- Title: Rex of the Sclaveni

= Musokios =

6th century Slavic ruler

Musokios was a 6th-century Sclaveni rex that ruled around 593, during Maurice's Balkan campaigns, mentioned by Theophylact Simocatta.

==Raid on Ardagast==
Ardagast, a commander of Musokios, was sent and raided Thrace, which prompted Emperor Maurice to deal with the Sclaveni - sending an army with commander-in-chief Priscus and infantry commander Gentzon to cross the Danube at Dorostolon (present-day Silistra) and surprise attack the Slavs in their own territory (as the Slavs had long been pillaging the Byzantine Empire). In 593 the Army arrived at the Slavic camp at midnight, surprising the Slavs who fled in confusion, Ardagast fell on a tree stump and was almost captured, but luckily he was near a river and eluded the caption.

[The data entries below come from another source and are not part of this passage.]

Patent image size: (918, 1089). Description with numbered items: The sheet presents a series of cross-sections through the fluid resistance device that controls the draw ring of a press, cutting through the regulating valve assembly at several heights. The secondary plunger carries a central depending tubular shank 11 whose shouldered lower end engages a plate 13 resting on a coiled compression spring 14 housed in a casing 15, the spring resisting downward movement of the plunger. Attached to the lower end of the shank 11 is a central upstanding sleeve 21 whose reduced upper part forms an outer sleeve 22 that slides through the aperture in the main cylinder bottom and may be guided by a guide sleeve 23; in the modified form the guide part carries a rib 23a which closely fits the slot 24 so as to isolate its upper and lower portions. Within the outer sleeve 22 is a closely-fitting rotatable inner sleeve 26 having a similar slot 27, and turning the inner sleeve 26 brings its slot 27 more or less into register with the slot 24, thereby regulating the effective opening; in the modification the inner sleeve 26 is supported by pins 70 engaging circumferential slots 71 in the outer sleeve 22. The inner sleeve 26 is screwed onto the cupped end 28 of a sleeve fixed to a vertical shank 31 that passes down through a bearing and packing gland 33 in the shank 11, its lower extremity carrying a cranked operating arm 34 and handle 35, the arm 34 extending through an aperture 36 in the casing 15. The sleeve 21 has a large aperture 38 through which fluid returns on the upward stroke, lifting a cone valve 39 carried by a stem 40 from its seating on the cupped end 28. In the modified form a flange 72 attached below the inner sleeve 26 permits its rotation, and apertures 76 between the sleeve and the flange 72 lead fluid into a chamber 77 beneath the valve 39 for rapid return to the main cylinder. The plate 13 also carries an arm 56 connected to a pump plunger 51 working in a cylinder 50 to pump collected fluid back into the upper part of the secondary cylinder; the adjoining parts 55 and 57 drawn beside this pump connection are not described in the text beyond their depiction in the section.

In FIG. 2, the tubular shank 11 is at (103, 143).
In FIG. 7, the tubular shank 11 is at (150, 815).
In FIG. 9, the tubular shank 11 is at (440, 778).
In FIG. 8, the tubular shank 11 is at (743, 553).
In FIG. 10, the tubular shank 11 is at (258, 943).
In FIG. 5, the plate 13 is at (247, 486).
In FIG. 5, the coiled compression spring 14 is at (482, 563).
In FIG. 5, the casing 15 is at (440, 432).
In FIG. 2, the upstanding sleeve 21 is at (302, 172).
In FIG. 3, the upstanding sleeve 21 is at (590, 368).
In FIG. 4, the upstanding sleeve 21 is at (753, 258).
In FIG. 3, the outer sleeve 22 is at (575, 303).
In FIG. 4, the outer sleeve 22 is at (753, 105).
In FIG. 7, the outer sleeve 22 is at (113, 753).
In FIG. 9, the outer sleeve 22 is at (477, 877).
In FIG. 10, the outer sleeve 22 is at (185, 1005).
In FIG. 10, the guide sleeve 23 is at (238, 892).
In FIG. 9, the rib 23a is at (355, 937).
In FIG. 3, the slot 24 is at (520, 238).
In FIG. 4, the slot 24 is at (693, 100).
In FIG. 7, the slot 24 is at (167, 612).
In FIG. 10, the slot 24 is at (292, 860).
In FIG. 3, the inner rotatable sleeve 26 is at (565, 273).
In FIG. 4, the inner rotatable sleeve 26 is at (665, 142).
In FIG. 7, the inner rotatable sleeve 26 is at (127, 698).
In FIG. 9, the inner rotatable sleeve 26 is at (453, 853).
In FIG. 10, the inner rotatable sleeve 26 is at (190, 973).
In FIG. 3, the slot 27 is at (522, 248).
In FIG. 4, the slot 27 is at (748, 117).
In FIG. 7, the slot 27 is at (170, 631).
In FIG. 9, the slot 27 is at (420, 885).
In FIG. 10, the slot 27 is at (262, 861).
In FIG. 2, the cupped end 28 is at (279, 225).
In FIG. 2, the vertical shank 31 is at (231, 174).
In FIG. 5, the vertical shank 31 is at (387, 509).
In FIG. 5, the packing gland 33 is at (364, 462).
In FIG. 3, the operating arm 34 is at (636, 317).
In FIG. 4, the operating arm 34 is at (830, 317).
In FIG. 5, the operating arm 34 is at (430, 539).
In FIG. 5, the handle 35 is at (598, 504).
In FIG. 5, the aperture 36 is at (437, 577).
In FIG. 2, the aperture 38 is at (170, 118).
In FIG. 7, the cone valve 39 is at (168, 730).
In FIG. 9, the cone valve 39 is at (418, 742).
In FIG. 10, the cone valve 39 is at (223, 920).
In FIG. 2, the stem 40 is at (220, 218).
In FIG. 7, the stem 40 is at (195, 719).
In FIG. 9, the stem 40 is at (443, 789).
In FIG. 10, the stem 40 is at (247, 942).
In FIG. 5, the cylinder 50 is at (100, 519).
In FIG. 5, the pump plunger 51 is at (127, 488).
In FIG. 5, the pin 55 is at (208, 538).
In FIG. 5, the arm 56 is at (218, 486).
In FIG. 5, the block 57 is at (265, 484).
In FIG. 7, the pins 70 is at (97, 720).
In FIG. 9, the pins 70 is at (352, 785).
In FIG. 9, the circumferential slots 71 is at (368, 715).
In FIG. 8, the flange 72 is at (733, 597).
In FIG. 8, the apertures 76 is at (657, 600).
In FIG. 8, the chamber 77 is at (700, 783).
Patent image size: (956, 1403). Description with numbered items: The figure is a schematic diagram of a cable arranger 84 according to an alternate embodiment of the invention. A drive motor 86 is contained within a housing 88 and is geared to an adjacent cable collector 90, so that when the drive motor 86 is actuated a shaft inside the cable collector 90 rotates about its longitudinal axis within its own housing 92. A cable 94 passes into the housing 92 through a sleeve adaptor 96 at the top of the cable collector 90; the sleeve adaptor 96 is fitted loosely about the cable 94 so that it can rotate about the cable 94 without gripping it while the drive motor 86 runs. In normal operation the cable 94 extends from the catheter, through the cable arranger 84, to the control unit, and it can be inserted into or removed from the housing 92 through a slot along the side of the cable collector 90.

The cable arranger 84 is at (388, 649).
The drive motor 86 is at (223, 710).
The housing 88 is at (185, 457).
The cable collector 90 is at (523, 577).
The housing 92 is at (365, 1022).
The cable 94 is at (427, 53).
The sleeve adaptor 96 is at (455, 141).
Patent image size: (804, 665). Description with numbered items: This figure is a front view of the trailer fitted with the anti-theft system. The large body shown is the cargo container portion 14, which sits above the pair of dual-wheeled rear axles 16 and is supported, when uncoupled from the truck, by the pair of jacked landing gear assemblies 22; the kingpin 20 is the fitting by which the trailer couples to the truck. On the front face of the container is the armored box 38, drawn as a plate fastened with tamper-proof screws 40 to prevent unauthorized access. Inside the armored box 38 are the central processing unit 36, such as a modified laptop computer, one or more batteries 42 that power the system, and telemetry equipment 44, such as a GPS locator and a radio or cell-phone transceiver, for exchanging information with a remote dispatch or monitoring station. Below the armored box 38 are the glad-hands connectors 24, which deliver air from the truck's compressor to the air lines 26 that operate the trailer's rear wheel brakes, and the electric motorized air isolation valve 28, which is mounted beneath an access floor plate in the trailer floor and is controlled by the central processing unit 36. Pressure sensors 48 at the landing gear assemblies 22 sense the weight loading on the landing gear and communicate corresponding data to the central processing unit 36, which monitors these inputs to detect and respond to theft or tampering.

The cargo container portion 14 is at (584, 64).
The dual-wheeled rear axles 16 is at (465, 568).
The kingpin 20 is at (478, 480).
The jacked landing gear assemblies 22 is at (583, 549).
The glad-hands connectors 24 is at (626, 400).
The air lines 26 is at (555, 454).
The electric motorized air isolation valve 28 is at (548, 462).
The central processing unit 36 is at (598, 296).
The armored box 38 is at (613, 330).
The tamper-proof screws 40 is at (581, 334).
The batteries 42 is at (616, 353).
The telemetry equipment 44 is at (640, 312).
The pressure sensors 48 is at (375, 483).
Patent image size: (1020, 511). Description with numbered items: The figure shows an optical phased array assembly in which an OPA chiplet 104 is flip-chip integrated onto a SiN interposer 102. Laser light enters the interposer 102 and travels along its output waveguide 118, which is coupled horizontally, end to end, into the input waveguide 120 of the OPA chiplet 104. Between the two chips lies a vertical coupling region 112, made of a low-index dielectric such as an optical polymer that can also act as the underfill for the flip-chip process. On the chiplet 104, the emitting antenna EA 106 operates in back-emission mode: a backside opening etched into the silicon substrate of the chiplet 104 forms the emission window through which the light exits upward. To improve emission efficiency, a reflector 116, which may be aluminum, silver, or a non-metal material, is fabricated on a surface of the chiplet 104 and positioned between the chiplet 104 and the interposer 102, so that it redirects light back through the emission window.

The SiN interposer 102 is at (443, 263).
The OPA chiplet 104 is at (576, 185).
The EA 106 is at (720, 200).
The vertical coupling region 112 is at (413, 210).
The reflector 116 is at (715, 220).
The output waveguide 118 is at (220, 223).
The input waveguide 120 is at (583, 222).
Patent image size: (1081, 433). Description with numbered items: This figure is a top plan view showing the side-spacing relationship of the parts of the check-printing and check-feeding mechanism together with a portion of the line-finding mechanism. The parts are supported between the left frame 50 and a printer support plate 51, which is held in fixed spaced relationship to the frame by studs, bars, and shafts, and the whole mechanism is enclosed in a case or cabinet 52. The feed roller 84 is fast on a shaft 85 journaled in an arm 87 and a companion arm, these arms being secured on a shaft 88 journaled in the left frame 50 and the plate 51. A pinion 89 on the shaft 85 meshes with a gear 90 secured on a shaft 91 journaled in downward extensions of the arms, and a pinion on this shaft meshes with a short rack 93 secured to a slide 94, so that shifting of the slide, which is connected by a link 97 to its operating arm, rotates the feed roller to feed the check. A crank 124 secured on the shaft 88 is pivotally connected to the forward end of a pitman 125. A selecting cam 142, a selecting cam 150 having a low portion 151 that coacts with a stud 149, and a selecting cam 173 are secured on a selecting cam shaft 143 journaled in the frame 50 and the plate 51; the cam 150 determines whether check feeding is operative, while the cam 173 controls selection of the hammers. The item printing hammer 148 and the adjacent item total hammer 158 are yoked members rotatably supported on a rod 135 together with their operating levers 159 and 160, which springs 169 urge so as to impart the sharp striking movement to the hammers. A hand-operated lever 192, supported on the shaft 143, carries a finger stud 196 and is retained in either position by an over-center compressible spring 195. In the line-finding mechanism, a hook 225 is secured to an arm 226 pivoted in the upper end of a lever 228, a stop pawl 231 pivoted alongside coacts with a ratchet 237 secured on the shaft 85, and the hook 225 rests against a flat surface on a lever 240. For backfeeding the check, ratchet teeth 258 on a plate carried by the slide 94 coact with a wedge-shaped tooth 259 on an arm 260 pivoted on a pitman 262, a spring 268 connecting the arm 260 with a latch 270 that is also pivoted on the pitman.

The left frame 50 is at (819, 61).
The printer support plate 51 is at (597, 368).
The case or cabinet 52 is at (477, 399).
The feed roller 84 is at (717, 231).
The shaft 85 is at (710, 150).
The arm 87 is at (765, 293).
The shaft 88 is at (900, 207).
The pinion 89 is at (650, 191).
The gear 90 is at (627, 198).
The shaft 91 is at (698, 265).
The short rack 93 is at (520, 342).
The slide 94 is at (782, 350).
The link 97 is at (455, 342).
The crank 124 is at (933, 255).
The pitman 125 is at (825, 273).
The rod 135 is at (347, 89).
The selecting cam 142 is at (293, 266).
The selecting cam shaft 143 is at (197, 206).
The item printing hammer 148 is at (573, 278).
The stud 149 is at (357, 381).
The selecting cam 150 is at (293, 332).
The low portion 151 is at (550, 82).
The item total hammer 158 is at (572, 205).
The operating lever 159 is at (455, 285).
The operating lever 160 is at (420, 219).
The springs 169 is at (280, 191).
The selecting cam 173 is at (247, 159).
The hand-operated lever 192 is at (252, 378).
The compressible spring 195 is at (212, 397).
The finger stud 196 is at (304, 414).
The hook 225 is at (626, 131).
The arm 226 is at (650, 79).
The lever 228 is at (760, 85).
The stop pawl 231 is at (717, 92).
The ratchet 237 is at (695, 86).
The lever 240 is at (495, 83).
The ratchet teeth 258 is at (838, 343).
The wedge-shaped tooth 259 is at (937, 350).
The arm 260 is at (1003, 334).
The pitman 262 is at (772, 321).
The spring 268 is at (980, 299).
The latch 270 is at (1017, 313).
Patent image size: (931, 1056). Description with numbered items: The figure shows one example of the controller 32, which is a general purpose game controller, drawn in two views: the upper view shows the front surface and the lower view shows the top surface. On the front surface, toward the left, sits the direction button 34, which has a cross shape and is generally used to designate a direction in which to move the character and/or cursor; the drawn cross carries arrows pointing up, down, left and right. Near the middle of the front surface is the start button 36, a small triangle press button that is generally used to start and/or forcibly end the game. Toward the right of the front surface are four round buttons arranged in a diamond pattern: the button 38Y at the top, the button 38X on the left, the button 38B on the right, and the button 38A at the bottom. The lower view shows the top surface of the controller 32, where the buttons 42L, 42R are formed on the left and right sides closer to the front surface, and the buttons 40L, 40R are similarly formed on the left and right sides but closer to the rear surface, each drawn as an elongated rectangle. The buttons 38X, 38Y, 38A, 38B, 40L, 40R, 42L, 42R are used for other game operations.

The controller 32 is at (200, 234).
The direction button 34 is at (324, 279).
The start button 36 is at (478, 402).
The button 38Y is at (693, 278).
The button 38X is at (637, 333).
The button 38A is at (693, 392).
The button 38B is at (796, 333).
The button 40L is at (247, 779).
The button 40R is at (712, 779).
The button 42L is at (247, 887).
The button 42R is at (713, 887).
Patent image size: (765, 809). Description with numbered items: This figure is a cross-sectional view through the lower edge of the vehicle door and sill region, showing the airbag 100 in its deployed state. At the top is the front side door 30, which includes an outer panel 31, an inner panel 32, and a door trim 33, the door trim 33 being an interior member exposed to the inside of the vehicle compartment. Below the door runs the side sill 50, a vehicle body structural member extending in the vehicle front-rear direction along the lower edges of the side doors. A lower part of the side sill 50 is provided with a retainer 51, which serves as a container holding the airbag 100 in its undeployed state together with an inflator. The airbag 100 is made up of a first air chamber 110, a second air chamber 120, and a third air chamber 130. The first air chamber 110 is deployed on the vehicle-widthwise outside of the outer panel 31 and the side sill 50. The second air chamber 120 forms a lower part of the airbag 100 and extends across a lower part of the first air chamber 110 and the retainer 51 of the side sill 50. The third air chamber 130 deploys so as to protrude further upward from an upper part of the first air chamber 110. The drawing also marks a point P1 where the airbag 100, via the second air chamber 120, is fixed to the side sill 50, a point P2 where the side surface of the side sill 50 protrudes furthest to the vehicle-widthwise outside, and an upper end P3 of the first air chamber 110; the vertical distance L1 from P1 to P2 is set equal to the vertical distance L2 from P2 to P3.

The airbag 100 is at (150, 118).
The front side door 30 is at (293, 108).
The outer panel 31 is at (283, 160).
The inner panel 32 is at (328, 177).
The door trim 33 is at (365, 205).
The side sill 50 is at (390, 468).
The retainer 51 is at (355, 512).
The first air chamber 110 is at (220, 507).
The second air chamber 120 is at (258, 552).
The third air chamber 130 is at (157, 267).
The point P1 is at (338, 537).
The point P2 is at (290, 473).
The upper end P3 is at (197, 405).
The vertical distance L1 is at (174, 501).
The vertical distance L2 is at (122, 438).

Priscus sent his lieutenant Alexander across the Helibakion (Ialomiţa River) to find Slavs who were hiding in the woods and swamps, they failed to burn out the people hiding, but a Gepid Christian who was associated with the Slavs deserted and showed a secret passage after which the army easily captured the Slavs, who according to the Gepid, subjects of rex Musokios (distant three days of marching).

==End==
When lieutenant Alexander returned with the Gepid and captives, the Gepid received handsome presents and arranged a strategy to bring Musokios and his army into the hands of the Byzantines. The Gepid contacted Musokios and asked him to send a transport across the Paspirion river for the remaining army of Ardagast, Musokios assembled 150 monoxyles and 30 oarsmen which crossed the river. Meanwhile, Priscus approached the banks and met with the Gepid and arranged an ambush with 200 men in the guidance of Alexander (with additional 3,000 men crossing the river).

On the following night, the boatmen were heavily intoxicated of wine and fell asleep. The Gepid gave the signal and the Slav colony was slaughtered, with the boats taken into Byzantine possession and filled with 300 soldiers heading towards Musokios. A funeral ceremony of the brother of Musokios took place at the camp, with the people, as the boatsmen, being heavily intoxicated. Musokios was surprised and taken alive, a massacre lasted til the morning. Some Slavs escaped and managed to destroy a good part of the army led by Gentzon, as a result, Priscus hanged the negligent guards.